A conservative force is one for which the curl is zero. i.e. force F is conservative if and only if: \(\nabla \times F = 0.\) This is true for electrostatic forces. However, if at a point in space the magnetic field is changing in time, then the electric force will, in general, be non-conservative. The changing magnetic field induces a curl in the electric field. The Lorentz force is \(F = qE + qv \times B\) Therefore: \(\nabla \times F = q(\nabla \times E - B(\nabla.v) + (B.\nabla)v - (v.\nabla)B)\) As you can see, in general this will not be equal to zero.
from your post it's also clear F(mag)=q(v cross B) is also non-conservative,in general.then why dW=intgral F(mag) . dr always vanishes?What is the physical reason in behind?

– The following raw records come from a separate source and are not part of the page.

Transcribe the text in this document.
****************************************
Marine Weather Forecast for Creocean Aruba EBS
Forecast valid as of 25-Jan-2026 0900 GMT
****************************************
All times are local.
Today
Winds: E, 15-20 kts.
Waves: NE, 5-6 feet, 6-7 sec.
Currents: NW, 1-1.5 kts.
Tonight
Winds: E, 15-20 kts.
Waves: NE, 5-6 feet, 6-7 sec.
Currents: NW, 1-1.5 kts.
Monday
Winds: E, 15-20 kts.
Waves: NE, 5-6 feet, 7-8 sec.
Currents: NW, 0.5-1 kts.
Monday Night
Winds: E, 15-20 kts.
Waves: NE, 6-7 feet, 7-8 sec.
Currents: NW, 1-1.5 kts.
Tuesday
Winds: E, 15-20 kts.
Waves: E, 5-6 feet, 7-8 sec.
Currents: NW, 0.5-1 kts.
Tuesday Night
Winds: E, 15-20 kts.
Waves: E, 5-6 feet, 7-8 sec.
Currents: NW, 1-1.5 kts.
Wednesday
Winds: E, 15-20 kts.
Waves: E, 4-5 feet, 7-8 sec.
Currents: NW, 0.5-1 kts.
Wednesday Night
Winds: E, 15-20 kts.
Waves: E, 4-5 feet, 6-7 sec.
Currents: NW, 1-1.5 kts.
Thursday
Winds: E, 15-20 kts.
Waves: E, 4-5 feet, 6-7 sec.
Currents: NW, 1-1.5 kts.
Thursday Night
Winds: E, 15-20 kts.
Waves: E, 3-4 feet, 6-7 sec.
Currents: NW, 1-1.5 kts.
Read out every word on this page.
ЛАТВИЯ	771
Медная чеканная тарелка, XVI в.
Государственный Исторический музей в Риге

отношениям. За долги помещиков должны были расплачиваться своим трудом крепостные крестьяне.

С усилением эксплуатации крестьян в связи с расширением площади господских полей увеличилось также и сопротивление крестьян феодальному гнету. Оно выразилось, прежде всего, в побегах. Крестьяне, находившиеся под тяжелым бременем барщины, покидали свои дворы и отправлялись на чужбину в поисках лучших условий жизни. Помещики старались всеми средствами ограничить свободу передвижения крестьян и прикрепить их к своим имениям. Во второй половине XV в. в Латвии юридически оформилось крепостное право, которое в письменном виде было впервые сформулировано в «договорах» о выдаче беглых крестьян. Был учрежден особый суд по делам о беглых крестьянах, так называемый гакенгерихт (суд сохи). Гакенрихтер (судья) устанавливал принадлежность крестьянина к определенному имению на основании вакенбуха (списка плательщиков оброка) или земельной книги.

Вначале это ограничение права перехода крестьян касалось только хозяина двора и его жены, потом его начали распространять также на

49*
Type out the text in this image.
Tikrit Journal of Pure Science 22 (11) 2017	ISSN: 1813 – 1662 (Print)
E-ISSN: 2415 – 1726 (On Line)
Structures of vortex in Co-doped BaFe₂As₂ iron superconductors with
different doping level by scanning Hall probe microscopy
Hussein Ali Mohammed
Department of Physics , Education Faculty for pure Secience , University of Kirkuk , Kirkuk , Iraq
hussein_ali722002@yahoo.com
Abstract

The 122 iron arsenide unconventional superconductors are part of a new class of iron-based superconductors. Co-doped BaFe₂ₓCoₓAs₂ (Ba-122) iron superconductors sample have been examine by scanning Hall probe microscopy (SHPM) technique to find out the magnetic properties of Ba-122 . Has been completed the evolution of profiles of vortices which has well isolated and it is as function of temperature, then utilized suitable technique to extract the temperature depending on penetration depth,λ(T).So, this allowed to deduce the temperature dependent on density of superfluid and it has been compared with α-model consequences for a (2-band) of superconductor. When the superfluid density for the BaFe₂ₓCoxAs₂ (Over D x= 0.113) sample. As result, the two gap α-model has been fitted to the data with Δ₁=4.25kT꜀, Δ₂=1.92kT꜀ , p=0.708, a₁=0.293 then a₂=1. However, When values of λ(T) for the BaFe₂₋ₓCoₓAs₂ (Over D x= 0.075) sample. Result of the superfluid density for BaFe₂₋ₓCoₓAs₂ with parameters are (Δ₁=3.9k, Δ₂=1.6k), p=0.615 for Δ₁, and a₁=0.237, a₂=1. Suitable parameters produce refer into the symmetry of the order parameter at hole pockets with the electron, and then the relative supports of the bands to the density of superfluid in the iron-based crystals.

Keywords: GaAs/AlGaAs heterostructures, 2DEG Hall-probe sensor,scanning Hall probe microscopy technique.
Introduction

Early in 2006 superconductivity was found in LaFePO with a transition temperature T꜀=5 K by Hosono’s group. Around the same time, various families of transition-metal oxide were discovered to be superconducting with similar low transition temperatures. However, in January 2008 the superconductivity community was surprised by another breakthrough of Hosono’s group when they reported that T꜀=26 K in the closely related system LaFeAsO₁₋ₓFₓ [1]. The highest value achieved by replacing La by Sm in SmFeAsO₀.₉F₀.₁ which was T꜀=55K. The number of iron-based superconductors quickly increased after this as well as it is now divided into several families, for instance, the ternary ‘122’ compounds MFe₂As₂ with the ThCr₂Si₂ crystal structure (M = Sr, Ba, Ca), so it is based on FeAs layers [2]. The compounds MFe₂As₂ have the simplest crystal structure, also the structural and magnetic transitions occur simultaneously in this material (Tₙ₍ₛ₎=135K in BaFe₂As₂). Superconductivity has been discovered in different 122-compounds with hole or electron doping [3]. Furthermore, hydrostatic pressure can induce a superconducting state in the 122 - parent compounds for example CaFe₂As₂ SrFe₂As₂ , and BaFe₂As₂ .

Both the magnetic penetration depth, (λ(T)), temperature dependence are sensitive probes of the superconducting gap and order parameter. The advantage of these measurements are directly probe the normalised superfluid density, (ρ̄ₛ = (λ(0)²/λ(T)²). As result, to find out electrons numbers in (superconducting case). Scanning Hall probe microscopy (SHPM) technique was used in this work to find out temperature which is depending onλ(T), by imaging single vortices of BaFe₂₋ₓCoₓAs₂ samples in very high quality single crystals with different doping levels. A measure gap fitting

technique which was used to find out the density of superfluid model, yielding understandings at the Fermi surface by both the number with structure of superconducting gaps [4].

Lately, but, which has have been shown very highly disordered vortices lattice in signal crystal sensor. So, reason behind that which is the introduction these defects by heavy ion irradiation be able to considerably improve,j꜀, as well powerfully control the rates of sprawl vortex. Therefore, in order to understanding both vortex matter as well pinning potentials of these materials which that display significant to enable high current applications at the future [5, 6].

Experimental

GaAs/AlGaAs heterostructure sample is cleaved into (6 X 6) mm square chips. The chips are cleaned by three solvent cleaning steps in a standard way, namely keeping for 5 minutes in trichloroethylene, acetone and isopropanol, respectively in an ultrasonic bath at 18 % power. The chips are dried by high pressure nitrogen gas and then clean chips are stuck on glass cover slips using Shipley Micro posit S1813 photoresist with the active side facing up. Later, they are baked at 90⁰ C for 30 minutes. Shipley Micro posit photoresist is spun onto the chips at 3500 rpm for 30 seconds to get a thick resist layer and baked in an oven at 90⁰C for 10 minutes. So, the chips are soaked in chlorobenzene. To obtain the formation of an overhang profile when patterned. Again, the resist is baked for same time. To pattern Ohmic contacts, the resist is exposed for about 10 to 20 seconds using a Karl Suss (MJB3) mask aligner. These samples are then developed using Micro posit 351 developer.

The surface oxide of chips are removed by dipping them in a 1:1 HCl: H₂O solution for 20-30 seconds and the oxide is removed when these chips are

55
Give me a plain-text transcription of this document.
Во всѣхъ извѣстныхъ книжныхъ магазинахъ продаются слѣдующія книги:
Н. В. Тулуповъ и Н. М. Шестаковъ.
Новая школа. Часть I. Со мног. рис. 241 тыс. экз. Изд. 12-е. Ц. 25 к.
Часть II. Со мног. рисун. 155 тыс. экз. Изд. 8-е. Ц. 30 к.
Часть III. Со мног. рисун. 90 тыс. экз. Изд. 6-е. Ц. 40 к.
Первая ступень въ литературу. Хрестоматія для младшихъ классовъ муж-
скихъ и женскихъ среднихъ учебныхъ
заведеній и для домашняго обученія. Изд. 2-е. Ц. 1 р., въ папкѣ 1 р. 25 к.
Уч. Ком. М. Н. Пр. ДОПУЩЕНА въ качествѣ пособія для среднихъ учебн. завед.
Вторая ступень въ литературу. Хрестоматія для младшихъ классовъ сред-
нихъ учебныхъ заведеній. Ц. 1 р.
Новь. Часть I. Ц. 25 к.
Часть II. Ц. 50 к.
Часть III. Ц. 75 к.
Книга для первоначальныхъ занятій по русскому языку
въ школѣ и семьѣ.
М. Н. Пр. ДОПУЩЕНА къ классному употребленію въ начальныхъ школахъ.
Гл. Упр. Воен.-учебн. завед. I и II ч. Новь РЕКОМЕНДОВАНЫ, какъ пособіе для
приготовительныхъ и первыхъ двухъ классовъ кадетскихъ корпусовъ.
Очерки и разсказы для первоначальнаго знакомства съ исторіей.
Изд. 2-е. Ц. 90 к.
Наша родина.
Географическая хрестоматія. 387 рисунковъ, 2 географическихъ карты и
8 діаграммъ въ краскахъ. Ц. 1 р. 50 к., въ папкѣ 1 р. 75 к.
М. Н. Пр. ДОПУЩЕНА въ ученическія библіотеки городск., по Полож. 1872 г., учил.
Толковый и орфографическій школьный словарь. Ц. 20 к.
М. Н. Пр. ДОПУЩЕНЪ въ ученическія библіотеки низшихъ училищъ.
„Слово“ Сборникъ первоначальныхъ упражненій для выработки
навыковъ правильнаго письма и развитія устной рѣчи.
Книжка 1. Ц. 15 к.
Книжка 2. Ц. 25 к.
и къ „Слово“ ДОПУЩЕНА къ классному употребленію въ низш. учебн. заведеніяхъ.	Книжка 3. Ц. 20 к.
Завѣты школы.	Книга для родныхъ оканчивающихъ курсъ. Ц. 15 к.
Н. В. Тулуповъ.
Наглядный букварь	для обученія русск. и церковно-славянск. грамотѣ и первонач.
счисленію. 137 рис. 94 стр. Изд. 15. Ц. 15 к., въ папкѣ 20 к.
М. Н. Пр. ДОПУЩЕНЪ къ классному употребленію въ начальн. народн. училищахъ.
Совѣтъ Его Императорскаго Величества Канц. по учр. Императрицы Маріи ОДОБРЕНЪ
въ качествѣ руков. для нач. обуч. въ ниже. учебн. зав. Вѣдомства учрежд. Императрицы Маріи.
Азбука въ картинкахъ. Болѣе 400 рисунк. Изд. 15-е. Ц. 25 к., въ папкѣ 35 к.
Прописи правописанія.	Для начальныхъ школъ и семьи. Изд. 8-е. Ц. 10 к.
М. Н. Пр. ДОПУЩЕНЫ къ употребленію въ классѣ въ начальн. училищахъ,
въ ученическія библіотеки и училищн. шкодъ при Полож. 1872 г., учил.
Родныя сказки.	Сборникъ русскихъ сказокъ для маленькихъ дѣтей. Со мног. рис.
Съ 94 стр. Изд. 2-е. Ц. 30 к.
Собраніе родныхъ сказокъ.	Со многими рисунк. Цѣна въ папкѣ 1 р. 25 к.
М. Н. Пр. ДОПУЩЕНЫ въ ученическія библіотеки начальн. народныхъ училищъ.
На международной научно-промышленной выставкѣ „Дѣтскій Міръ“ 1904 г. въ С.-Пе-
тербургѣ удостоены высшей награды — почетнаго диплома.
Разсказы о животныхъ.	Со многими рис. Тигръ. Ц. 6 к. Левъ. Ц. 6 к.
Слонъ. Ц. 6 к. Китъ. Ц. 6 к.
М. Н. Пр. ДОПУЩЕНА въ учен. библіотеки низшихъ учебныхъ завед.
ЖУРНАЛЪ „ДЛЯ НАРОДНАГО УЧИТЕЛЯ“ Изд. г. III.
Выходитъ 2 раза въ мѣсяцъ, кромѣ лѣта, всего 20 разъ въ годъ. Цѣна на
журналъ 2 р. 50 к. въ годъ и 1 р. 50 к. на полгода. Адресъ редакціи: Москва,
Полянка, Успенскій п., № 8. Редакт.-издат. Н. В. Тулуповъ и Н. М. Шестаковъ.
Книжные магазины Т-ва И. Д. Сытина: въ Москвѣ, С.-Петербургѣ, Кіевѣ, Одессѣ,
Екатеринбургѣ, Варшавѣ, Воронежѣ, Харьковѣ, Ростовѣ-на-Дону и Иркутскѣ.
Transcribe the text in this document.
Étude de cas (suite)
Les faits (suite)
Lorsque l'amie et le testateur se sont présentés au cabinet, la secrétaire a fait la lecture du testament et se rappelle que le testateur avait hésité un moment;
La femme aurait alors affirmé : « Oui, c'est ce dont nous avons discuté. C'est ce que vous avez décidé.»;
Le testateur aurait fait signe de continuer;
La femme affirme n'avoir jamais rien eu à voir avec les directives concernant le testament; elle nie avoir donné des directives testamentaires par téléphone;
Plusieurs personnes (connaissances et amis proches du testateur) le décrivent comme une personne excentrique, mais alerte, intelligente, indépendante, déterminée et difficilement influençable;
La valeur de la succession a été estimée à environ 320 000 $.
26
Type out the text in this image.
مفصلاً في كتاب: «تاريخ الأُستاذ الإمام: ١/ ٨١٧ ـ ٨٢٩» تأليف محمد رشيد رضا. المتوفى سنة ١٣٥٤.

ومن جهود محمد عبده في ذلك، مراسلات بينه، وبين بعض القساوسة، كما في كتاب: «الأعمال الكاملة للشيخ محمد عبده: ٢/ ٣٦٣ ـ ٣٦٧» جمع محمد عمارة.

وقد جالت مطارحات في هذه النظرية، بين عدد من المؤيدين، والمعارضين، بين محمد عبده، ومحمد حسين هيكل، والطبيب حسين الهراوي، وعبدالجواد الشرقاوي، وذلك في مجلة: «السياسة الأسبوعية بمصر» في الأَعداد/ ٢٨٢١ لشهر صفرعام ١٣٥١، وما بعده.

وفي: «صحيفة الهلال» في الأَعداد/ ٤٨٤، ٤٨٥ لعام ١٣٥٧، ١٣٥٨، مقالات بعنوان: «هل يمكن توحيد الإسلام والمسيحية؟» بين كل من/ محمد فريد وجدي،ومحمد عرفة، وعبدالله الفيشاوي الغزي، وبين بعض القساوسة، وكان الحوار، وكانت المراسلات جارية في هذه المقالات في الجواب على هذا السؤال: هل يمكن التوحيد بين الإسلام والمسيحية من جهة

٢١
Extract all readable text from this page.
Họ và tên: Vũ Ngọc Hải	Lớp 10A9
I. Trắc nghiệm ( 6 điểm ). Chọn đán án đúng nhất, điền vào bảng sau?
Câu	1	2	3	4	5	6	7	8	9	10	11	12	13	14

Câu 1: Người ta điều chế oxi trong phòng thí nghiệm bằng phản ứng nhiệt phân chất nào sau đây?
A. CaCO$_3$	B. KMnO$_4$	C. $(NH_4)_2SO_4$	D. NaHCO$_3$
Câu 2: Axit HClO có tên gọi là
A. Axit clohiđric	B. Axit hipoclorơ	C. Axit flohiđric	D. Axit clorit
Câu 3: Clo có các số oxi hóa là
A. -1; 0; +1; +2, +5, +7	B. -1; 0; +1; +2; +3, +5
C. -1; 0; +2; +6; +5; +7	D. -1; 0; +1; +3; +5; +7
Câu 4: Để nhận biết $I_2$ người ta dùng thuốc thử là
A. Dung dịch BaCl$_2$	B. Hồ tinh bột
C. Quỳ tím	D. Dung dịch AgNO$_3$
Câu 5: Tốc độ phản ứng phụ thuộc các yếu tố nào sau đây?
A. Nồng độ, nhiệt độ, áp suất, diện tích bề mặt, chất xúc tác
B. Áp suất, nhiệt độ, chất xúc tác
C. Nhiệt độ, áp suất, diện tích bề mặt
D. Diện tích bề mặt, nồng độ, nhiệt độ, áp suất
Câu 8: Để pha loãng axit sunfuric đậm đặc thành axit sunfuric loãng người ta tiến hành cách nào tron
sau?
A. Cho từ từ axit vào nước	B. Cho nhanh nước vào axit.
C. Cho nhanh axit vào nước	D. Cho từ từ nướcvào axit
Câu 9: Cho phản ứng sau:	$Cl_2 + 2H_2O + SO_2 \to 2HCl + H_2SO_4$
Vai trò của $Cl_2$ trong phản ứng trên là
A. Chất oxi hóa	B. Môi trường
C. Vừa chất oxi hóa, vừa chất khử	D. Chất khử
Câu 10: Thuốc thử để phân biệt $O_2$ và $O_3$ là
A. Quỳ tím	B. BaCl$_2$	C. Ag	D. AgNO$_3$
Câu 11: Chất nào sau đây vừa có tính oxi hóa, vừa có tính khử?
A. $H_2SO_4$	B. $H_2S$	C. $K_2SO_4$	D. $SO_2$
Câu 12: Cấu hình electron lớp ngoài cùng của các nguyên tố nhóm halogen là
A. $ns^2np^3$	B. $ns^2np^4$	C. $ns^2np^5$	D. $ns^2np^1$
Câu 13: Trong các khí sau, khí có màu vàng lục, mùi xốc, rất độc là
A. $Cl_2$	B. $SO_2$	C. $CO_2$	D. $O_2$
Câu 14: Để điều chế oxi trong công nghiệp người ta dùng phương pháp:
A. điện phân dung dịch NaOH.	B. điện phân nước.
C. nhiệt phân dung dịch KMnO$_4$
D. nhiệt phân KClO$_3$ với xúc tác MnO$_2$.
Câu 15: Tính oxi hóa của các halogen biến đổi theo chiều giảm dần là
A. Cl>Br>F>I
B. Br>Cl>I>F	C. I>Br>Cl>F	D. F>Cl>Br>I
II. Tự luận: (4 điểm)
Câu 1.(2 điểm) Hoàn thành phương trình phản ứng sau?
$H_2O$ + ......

Hi neelakash, I can't answer your question, but I can show you a trick. The [thread=61223] Displaying equations using Tex[/thread] thread shows how you can insert pretty equations into your posts. For example, you can do F(mag)=q(v cross B) like this: \(F_{mag} = q(v \times B)\)To get this: \(F_{mag} = q(v \times B)\) And dW=intgral F(mag) like this: \(dW = \int F_{mag}.dr\)To get this: \(dW = \int F_{mag}.dr\) Also, if you click the quote button on any post that uses tex codes (like James's posts in this thread), you can see the code used and borrow it for your own posts.
Yes, if you take dr along the path of the particle. F(mag) is always perpendicular to dr, so the integral must be zero.
But the definition of a conservative force is that the work done along any path between two points is independent of the path chosen. Hmm... I think I need to think about this some more.
Yes!Please think over it. And responding to Pete's post, where to write in that way?And After I write the entire thing, what should I do?such as pressing ENTER, or,clicking somewhere...
Hi neelakash, Just type and post it the same as you usually do. Try typing this as part of a post, and see what happens: \(W =int_a^bF.dr\)
Using a bit more vector calculus, and realising that \(v = \frac{dr}{dt}\) we find that \(\nabla \times F = -q(\frac{dB}{dt} + (v.\nabla)B)\) where F is the Lorentz force, v is the velocity and B is the magnetic field. For the force to be conservative, we need curl F = 0. Obviously, curl F won't be zero in general. It seems to me that it will only be zero in a uniform magnetic field (which might itself be zero) that is unchanging in time. The problem, I think, is that the magnetic force is velocity dependent, rather than merely being position dependent. Even this isn't a complete answer, since I haven't yet sorted out in my own mind how the magnetic force can do work when it is always perpendicular to the instantaneous velocity. Perhaps the problem is that in an inhomogenous magnetic field, if you take a charged particle from point A to point B along two different paths, the magnetic force will, in general, do different amounts of work on the particle. This is why the second term appears in the expression for the curl, above. The first term appears if the magnetic field also varies in time.
Well,I will think more while continuing the discussion.But, in response to your sayings in the last part, magnetic forces never work on moving charges.